DCAgent/d1_constrain_then_harden_top4_seq_glm47 is an 8 billion parameter language model, fine-tuned from the base Qwen/Qwen3-8B architecture. It features a substantial context length of 32768 tokens, enabling it to process and generate longer sequences of text.

Key Characteristics

  • Base Model: Fine-tuned from Qwen/Qwen3-8B.
  • Parameter Count: 8 billion parameters.
  • Context Length: Supports up to 32768 tokens.
  • Specialized Fine-tuning: Trained on the /e/scratch/jureap59/raoof1/sft_data/hf_hub/datasets--DCAgent--d1_constrain_then_harden_top4_seq_glm47_traces/snapshots/1a728241c6756d943c544d4d2a4c2f9dd74ba196_thinking_preprocessed dataset, indicating a focus on specific sequential or constrained reasoning tasks.

Training Details

The model was trained with a learning rate of 4e-05, using an AdamW optimizer with specific beta and epsilon values.

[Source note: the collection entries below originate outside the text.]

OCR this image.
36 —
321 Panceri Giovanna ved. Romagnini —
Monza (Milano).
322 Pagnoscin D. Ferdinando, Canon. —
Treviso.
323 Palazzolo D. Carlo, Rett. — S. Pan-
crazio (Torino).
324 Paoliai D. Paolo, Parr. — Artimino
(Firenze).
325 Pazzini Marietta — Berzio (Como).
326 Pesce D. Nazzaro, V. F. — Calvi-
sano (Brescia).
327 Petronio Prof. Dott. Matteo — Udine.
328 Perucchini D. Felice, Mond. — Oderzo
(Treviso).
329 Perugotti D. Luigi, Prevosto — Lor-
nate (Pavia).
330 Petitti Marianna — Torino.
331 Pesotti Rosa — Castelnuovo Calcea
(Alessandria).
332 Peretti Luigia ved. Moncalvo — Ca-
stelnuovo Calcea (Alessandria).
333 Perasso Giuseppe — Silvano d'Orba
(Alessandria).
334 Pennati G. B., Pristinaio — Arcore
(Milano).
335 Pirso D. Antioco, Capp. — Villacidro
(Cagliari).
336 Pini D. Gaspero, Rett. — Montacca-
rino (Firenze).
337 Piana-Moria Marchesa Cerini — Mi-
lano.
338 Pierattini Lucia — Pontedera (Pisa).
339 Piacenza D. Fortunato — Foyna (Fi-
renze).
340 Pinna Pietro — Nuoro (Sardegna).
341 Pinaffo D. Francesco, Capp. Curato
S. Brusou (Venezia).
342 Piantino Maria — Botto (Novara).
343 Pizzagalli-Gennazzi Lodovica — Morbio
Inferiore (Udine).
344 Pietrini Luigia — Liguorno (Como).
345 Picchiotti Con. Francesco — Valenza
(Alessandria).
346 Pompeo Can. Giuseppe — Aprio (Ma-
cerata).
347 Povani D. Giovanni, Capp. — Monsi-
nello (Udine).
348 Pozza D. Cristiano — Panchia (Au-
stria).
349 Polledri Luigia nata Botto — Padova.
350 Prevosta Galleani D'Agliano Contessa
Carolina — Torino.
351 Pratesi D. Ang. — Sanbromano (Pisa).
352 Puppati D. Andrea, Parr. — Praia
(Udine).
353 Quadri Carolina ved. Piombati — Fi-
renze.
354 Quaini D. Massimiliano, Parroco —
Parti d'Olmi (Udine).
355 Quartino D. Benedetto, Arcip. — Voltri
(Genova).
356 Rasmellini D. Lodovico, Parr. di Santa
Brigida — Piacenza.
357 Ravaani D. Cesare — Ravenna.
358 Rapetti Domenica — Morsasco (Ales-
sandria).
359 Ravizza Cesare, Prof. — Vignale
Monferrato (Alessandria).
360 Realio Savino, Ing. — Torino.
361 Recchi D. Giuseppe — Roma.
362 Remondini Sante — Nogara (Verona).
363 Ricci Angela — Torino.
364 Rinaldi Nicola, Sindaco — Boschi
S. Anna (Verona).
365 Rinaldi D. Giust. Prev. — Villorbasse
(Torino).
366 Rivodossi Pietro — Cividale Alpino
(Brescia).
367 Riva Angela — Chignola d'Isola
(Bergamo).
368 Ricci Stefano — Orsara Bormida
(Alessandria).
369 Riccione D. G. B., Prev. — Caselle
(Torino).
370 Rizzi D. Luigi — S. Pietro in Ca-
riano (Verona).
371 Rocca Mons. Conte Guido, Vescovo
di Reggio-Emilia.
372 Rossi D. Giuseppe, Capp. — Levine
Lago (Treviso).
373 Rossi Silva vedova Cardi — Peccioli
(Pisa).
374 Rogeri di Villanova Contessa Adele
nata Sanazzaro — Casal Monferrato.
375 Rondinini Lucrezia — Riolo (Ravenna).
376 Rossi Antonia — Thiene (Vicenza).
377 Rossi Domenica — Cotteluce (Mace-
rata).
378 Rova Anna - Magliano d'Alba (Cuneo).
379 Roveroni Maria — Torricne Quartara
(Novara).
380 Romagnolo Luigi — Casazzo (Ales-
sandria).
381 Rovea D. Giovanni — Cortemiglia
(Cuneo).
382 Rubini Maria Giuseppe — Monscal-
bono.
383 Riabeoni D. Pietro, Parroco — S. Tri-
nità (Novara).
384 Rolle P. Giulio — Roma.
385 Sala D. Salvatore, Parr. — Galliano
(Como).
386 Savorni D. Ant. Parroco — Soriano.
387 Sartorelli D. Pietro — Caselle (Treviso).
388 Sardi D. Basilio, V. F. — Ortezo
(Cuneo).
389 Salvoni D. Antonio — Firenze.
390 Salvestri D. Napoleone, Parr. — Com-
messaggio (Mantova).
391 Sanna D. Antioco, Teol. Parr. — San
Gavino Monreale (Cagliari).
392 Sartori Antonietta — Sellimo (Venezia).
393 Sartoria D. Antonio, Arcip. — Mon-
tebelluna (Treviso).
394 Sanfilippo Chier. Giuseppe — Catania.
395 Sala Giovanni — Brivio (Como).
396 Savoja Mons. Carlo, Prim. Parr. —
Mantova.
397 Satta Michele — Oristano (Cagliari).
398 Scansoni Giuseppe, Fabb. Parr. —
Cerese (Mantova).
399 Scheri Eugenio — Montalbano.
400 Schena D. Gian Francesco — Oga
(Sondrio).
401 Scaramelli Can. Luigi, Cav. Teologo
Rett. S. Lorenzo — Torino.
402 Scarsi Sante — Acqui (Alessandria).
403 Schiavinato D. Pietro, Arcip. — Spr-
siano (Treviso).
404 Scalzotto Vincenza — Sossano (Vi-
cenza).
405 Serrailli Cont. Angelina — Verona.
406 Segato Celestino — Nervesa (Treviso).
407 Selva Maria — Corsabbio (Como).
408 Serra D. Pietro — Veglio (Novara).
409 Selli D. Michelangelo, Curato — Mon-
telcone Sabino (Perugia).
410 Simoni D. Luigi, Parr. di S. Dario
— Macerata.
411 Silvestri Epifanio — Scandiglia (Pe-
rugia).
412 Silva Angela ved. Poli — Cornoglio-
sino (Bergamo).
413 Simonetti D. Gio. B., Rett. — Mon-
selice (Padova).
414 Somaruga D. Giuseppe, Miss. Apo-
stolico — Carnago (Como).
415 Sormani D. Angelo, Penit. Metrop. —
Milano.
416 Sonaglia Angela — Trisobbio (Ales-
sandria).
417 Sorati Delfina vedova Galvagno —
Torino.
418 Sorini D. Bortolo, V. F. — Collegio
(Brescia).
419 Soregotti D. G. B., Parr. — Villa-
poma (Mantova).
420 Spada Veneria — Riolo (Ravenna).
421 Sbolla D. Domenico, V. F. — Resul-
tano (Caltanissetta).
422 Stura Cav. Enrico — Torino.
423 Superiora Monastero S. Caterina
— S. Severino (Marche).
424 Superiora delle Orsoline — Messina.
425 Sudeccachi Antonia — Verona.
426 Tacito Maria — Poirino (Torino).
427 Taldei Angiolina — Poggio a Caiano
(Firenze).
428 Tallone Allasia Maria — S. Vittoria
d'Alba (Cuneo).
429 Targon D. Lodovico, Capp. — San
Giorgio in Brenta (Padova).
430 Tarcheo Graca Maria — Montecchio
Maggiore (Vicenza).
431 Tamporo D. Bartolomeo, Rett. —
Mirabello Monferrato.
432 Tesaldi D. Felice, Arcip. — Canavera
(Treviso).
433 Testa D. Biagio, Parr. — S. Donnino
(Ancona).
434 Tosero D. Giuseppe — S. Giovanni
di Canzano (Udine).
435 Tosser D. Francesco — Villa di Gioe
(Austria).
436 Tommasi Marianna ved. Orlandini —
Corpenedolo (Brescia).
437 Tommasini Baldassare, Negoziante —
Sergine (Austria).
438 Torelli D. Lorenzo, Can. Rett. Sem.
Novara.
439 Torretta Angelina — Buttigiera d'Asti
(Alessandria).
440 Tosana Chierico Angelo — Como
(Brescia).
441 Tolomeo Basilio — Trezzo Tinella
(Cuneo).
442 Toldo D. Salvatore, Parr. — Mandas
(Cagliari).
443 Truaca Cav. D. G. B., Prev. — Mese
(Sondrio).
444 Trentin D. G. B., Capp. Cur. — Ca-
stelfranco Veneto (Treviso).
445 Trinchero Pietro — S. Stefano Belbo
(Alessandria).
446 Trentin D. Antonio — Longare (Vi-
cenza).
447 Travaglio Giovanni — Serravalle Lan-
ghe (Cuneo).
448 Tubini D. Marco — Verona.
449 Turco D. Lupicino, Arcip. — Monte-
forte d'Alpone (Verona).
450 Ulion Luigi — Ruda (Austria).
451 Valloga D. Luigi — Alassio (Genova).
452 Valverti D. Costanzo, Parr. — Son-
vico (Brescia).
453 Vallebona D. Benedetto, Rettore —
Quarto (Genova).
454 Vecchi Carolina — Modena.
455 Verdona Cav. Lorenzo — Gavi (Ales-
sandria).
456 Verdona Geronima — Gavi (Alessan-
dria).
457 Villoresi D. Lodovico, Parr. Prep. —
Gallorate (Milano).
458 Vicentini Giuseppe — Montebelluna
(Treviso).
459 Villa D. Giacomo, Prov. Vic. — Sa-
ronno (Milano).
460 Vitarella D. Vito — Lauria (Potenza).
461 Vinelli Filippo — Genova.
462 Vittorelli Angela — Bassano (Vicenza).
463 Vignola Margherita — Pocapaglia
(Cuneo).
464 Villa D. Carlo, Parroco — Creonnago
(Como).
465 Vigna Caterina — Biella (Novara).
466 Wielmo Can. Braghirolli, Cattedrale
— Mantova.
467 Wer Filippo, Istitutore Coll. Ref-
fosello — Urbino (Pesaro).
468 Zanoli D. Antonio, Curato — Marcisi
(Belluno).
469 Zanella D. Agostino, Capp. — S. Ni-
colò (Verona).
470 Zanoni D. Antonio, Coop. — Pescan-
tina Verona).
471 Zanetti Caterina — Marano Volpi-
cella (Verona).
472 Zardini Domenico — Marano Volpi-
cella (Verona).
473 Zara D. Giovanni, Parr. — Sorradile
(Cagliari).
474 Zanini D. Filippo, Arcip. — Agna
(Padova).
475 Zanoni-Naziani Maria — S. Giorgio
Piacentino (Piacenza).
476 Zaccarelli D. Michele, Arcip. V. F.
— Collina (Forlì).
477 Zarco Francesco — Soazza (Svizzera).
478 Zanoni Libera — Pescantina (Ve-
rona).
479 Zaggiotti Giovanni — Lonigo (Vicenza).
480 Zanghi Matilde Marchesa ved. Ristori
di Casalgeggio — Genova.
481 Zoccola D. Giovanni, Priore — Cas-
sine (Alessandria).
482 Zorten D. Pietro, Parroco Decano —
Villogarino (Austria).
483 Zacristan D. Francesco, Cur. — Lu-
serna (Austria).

Training involved 7 epochs with a total batch size of 16 across 16 GPUs, utilizing a cosine learning rate scheduler with a 0.1 warmup ratio. The training environment included Transformers 4.57.6, Pytorch 2.9.1+cu130, Datasets 4.7.0, and Tokenizers 0.22.2.

Potential Use Cases

Given its specialized fine-tuning dataset, this model is likely optimized for applications requiring:

  • Sequential Decision Making: Generating responses or actions in a step-by-step process.
  • Constrained Problem Solving: Adhering to specific rules or parameters in its outputs.
  • Reasoning Tasks: Tasks that benefit from processing structured or trace-based data.